The Federal Trade Commission (FTC) was conceived as a pro-business agency, but over time it has strayed from that ideal. Current FTC Chair Andrew Ferguson has the opportunity to promote change at the agency. One way to do that is by shortening the length of FTC consent orders to ten years. The current practice of binding businesses to 20 year or indefinite consent orders is unduly burdensome on businesses, out of step with the length of other agencies’ practices, and hinders innovation. It would be a good idea for Chair Ferguson’s FTC to shorten the length of FTC consent orders to ten years or less.
When a business under investigation by the FTC chooses to settle instead of litigate, it can sign a consent order with the FTC without admitting liability. Such consent orders can be entered administratively by the FTC or judicially by federal courts. Administrative consent orders generally bind a business for 20 years, while judicial consent orders bind a company forever. Consent orders typically contain injunctive provisions requiring a business to do or not do certain things, “fencing in” relief that regulates conduct different but related to the conduct at issue in the investigation, monetary provisions, and ancillary relief that has historically included things like customer notice and recordkeeping provisions but today often requires things like third-party compliance monitoring.

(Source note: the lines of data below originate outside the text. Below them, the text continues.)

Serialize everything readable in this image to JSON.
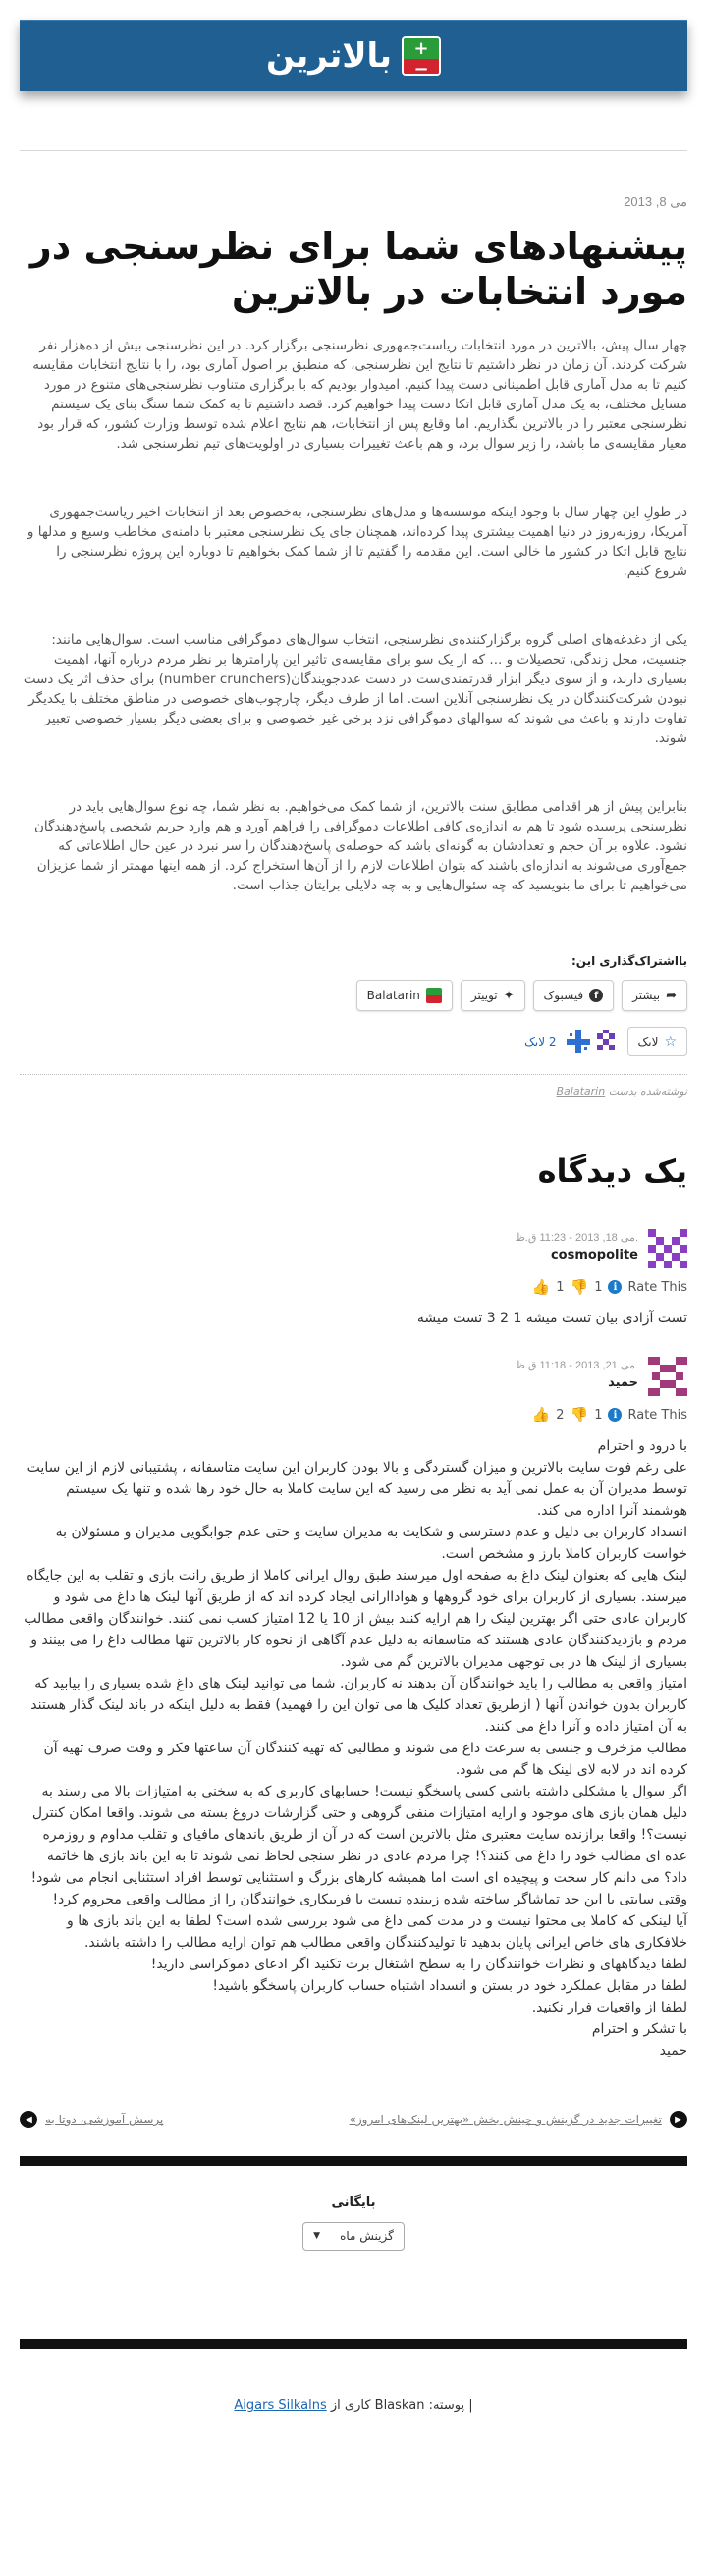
{
  "site": {
    "title": "بالاترین",
    "logo_plus": "+",
    "logo_minus": "−"
  },
  "post": {
    "date": "می 8, 2013",
    "title": "پیشنهادهای شما برای نظرسنجی در مورد انتخابات در بالاترین",
    "paragraphs": [
      "چهار سال پیش، بالاترین در مورد انتخابات ریاست‌جمهوری نظرسنجی برگزار کرد. در این نظرسنجی  بیش از ده‌هزار نفر شرکت کردند.  آن زمان در نظر داشتیم تا نتایج این نظرسنجی، که منطبق بر اصول آماری بود، را با نتایج انتخابات مقایسه کنیم تا به مدل آماری قابل اطمینانی دست پیدا کنیم.  امیدوار بودیم  که با برگزاری متناوب نظرسنجی‌های متنوع در مورد مسایل مختلف، به یک مدل آماری قابل اتکا دست پیدا خواهیم کرد.  قصد داشتیم تا به کمک شما سنگ بنای یک سیستم نظرسنجی معتبر را در بالاترین بگذاریم. اما وقایع پس از انتخابات، هم نتایج اعلام شده توسط وزارت کشور، که قرار بود معیار مقایسه‌ی ما باشد، را زیر سوال برد، و هم باعث تغییرات بسیاری در اولویت‌های تیم نظرسنجی شد.",
      "در طولِ این چهار سال با وجود اینکه موسسه‌ها و مدل‌های نظرسنجی، به‌خصوص بعد از انتخابات اخیر ریاست‌جمهوری آمریکا، روز‌به‌روز در دنیا اهمیت بیشتری پیدا کرده‌اند، همچنان جای یک نظرسنجی معتبر با دامنه‌ی مخاطب وسیع و مدلها و نتایج قابل اتکا در کشور ما خالی است. این مقدمه را گفتیم تا از شما کمک بخواهیم تا دوباره این پروژه نظرسنجی را شروع کنیم.",
      "یکی از دغدغه‌های اصلی گروه برگزارکننده‌ی نظرسنجی، انتخاب سوال‌های دموگرافی مناسب است. سوال‌هایی مانند: جنسیت، محل زندگی، تحصیلات و ... که از یک سو برای مقایسه‌ی تاثیر این پارامترها بر نظر مردم درباره آنها، اهمیت بسیاری دارند، و از سوی دیگر ابزار قدرتمندی‌ست در دست عدد‌جویندگان(number crunchers) برای حذف اثر یک دست نبودن شرکت‌کنندگان در یک نظرسنجی آنلاین است. اما از طرف دیگر، چارچوب‌های خصوصی در مناطق مختلف با یکدیگر تفاوت دارند و باعث می شوند که سوالهای دموگرافی نزد برخی غیر خصوصی و برای بعضی دیگر بسیار خصوصی تعبیر شوند.",
      "بنابراین پیش از هر اقدامی مطابق سنت بالاترین، از شما کمک می‌خواهیم. به نظر شما، چه نوع سوال‌هایی باید در نظرسنجی پرسیده شود تا هم به اندازه‌ی کافی اطلاعات دموگرافی را فراهم آورد  و هم وارد حریم شخصی پاسخ‌دهندگان نشود. علاوه بر آن حجم و تعدادشان به گونه‌ای باشد که حوصله‌ی پاسخ‌دهندگان را سر نبرد در عین حال اطلاعاتی که جمع‌آوری می‌شوند به اندازه‌ای باشند که بتوان  اطلاعات لازم را از آن‌ها استخراج کرد. از همه اینها مهمتر از شما عزیزان می‌خواهیم تا برای ما بنویسید که چه سئوال‌هایی و به چه دلایلی برایتان جذاب است."
    ]
  },
  "share": {
    "label": "بااشتراک‌گذاری این:",
    "buttons": [
      "بیشتر",
      "فیسبوک",
      "توییتر",
      "Balatarin"
    ],
    "like_label": "لایک",
    "like_count": "2 لایک"
  },
  "posted_by": {
    "prefix": "نوشته‌شده بدست",
    "author": "Balatarin"
  },
  "comments_section": {
    "title": "یک دیدگاه",
    "comments": [
      {
        "date": "می 18, 2013 - 11:23 ق.ظ.",
        "author": "cosmopolite",
        "rate_label": "Rate This",
        "down": "1",
        "up": "1",
        "body": [
          "تست آزادی بیان تست میشه 1 2 3 تست میشه"
        ]
      },
      {
        "date": "می 21, 2013 - 11:18 ق.ظ.",
        "author": "حمید",
        "rate_label": "Rate This",
        "down": "1",
        "up": "2",
        "body": [
          "با درود و احترام",
          "علی رغم فوت سایت بالاترین و میزان گستردگی و بالا بودن کاربران این سایت متاسفانه ، پشتیبانی لازم از این سایت توسط مدیران آن به عمل نمی آید به نظر می رسید که این سایت کاملا به حال خود رها شده و تنها یک سیستم هوشمند آنرا اداره می کند.",
          "انسداد کاربران بی دلیل و عدم دسترسی و شکایت به مدیران سایت و حتی عدم جوابگویی مدیران و مسئولان به خواست کاربران کاملا بارز و مشخص است.",
          "لینک هایی که بعنوان لینک داغ به صفحه اول میرسند طبق روال ایرانی کاملا از طریق رانت بازی و تقلب به این جایگاه میرسند. بسیاری از کاربران برای خود گروهها و هواداارانی ایجاد کرده اند که از طریق آنها لینک ها داغ می شود و کاربران عادی حتی اگر بهترین لینک را هم ارایه کنند بیش از 10 یا 12 امتیاز کسب نمی کنند. خوانندگان واقعی مطالب مردم و بازدیدکنندگان عادی هستند که متاسفانه به دلیل عدم آگاهی از نحوه کار بالاترین تنها مطالب داغ را می بینند و بسیاری از لینک ها در بی توجهی مدیران بالاترین گم می شود.",
          "امتیاز واقعی به مطالب را باید خوانندگان آن بدهند نه کاربران. شما می توانید لینک های داغ شده بسیاری را بیابید که کاربران بدون خواندن آنها ( ازطریق تعداد کلیک ها می توان این را فهمید) فقط به دلیل اینکه در باند لینک گذار هستند به آن امتیاز داده و آنرا داغ می کنند.",
          "مطالب مزخرف و جنسی به سرعت داغ می شوند و مطالبی که تهیه کنندگان آن ساعتها فکر و وقت صرف تهیه آن کرده اند در لابه لای لینک ها گم می شود.",
          "اگر سوال یا مشکلی داشته باشی کسی پاسخگو نیست! حسابهای کاربری که به سخنی به امتیازات بالا می رسند به دلیل همان بازی های موجود و ارایه امتیازات منفی گروهی و حتی گزارشات دروغ بسته می شوند. واقعا امکان کنترل نیست؟! واقعا برازنده سایت معتبری مثل بالاترین است که در آن از طریق باندهای مافیای و تقلب مداوم و روزمره عده ای مطالب خود را داغ می کنند؟! چرا مردم عادی در نظر سنجی لحاظ نمی شوند تا به این باند بازی ها خاتمه داد؟ می دانم کار سخت و پیچیده ای است اما همیشه کارهای بزرگ و استثنایی توسط افراد استثنایی انجام می شود! وقتی سایتی با این حد تماشاگر ساخته شده زیبنده نیست با فریبکاری خوانندگان را از مطالب واقعی محروم کرد!",
          "آیا لینکی که کاملا بی محتوا نیست و در مدت کمی داغ می شود بررسی شده است؟ لطفا به این باند بازی ها و خلافکاری های خاص ایرانی پایان بدهید تا تولیدکنندگان واقعی مطالب هم توان ارایه مطالب را داشته باشند.",
          "لطفا دیدگاههای و نظرات خوانندگان را به سطح اشتغال برت تکنید اگر ادعای دموکراسی دارید!",
          "لطفا در مقابل عملکرد خود در بستن و انسداد اشتباه حساب کاربران پاسخگو باشید!",
          "لطفا از واقعیات فرار نکنید.",
          "با تشکر و احترام",
          "حمید"
        ]
      }
    ]
  },
  "post_nav": {
    "prev": "تغییرات جدید در گزینش و چینش بخش «بهترین لینک‌های امروز»",
    "next": "پرسش آموزشی، دوتا به"
  },
  "archive": {
    "title": "بایگانی",
    "select": "گزینش ماه"
  },
  "footer": {
    "text_before": "| پوسته: Blaskan کاری از",
    "link": "Aigars Silkalns"
  },
  "colors": {
    "header_bg": "#1f5f91",
    "logo_green": "#2a9d3a",
    "logo_red": "#d3232e",
    "link": "#1a66b3"
  }
}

In a piece titled FTC Consumer Protection Orders: The Case for a New Sunset Policy published in the Washington Legal Foundation, John Villafranco and Andrea deLorimier identified why the FTC’s consent orders should not last 20 years or more.
They are argue that first, 20 year or indefinite consent orders unduly burden a business’s financial and operational resources. Many consent orders require a business to submit to intensive compliance audits and/or third party monitoring, both of which can ultimately cost a business tens of millions of dollars and hundreds of operational hours. These resources would otherwise go toward competing in the marketplace and creating processes and products that benefit consumers.
The authors also point out that FTC consent orders are far longer than the consent orders of other federal agencies with a consumer protection mandate. For example, Federal Communications Commission (FCC) orders generally last three years, while Consumer Financial Protection Bureau (CFBP) orders generally last five years. The FTC’s twenty year—or perpetual—orders are stark outliers, which suggests that they are longer than is necessary to serve their stated purpose.
Third, the authors argue that FTC orders have the effect of hindering innovation and binding companies to antiquated ideologies and technologies. For example, the authors note that many orders were drafted before e-commerce became largely digital and before data minimization was valued—such orders thus may require certain notices to be sent via first-class mail and the retention of consumer data for longer than is necessary for a business’s operational purposes. When businesses are anchored to technologies and ideologies of the past, they are unable to innovate effectively, harming both competition and consumers.
For these reasons, the authors argue that consent decrees, both federal and administrative, should be limited to ten years.
Importantly, shortening the term of FTC consent decrees is consistent with the Trump Administration’s push for deregulation. The White House announced on January 31, 2025 that “overregulation stops American entrepreneurship, crushes small business, reduces consumer choice, discourages innovation, and infringes on the liberties of American citizens.” In line with this view, Andrew Ferguson’s FTC should shorten the length of FTC consent orders. Doing so would not only shave off decades of unnecessary regulatory oversight, but it would also promote the FTC mission of protecting consumers and the marketplace without unduly burdening legitimate business activity.
This reform idea is a good one, because it will impose some common sense to regulation while not burdening businesses in a way that does not forward the cause of protecting consumers while promoting fair competition in the marketplace.